As Dauenhauer explains, the chemical
industry currently produces p-xylene from more expensive petroleum, while the
new process will make the same chemical from lower-cost, renewable biomass. He
and colleagues call the process “ultraselective” because of its ability to
achieve 90 percent selectivity for the desired product. “The biomass-derived
p-xylene can be mixed with petroleum-based plastics, and consumers will not be
able to tell the difference. But manufacturers and chemical companies will be
able to operate more sustainably and at lower cost in the future because of this
discovery,” he adds.
Consumers already know the plastics
made from this new process by the triangular recycling label “#1” on plastic
containers. Xylene chemicals are used to produce a plastic called PET
(polyethylene terephthalate), which is currently used in many products
including soda bottles, food packaging, synthetic fibers for clothing and even
automotive parts, Dauenhauer says.
The UMass Amherst team’s discovery
reveals the impact of nano-structured catalyst design on renewable chemical
processes. Led by Fan, they examined a large number of nano-porous catalytic
materials, including zeolites, investigating their capability for producing
p-xylene.
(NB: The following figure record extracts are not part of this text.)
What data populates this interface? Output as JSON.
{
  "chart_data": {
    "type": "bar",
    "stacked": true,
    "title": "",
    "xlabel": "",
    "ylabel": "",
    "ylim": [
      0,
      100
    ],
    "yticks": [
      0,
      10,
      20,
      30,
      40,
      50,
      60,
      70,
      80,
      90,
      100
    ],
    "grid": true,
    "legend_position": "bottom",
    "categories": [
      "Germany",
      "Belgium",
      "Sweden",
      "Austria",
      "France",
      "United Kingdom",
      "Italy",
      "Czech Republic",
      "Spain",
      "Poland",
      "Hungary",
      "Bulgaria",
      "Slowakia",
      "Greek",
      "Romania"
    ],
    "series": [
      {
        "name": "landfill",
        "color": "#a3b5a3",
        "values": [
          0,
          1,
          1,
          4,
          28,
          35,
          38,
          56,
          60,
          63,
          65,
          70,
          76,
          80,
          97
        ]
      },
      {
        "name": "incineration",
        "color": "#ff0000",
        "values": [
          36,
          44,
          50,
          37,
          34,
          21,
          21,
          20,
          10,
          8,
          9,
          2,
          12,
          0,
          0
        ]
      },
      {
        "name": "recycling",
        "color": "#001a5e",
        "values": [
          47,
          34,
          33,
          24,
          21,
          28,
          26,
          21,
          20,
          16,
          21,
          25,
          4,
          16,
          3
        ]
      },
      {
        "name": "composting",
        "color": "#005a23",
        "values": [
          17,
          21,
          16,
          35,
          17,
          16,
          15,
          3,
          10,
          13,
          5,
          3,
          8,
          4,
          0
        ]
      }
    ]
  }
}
A specific material identified as ‘zeolite beta’ was found to be
optimal. “We discovered that the performance of the biomass reaction was
strongly affected by the nanostructure of the catalyst, which we were able to
engineer and achieve 90 percent yield,” Fan says.
Besides Dauenhauer and Fan, the
research team includes Chun-Chih Chang, Sara Green and C. Luke Williams,
doctoral students in chemical engineering at UMass Amherst.